Westover’s owners, Fred and Muschi Fisher, hosted a Dec. 4 celebration saluting completion of the project. On hand were representatives from each corporate sponsor along with officials from government agencies.

Aerial photos taken in 1937 show a wooded shoreline separating the river from the marsh. Today, only a tiny portion of the land barrier and a few trees remain. Officials opted for the riprap solution after attempts to restore vegetation failed.

Wildlife officials point to wakes from large ocean-going vessels and increased barge traffic on the James as the underlying cause for the land’s erosion and the marsh’s deterioration.

“We were at the point where we could have lost the whole area,” said Albert Spells, the project leader and the U.S. Fish and Wildlife Service’s fisheries coordinator in Charles City.
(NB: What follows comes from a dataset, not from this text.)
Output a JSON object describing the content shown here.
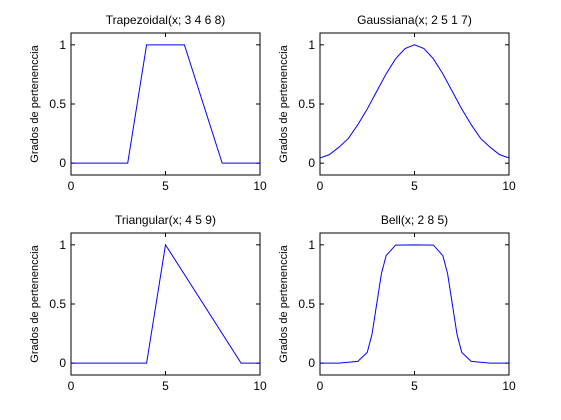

Spells applied for and obtained a $100,000 federal grant in 2004. Then working with the James River Association, he enlisted corporate sponsors who funded the remainder of the project’s cost. Construction of the riprap barrier began in October and took four weeks to complete.

The project is the first wetlands restoration effort in Virginia involving corporate partners.

Vulcan Materials Company provided 3,600 tons of riprap, valued at $69,000, while Coastal Design and Construction absorbed the $10,000 bill for installing the stone. The Virginia chapter of the Corporate Wetlands Restoration Partnership, which includes Dominion Virginia Power, Phillip Morris USA, Smithfield Foods, Smurfit-Stone, Waste Management, VCU, and VMA Outreach, donated $30,000 and the James River Association chipped in $2,000.

The stabilization project should save the marsh, which is an important spawning and nursery area for river herring, hickory shad, striped bass, and the American eel, Spells said. The marsh also serves as habitat for largemouth bass, black crappie, bluegill, and catfish as well as waterfowl including the bald eagle. Young Atlantic sturgeon have also been found near the site.

Charles City Board of Supervisors chairman Gilbert Smith spoke during the event and praised the project.

“I’m glad this project is in Charles City,” he said. “It shows we care about waterways and the environment. If someone did not have the vision to do this, something we all could enjoy would have been destroyed.”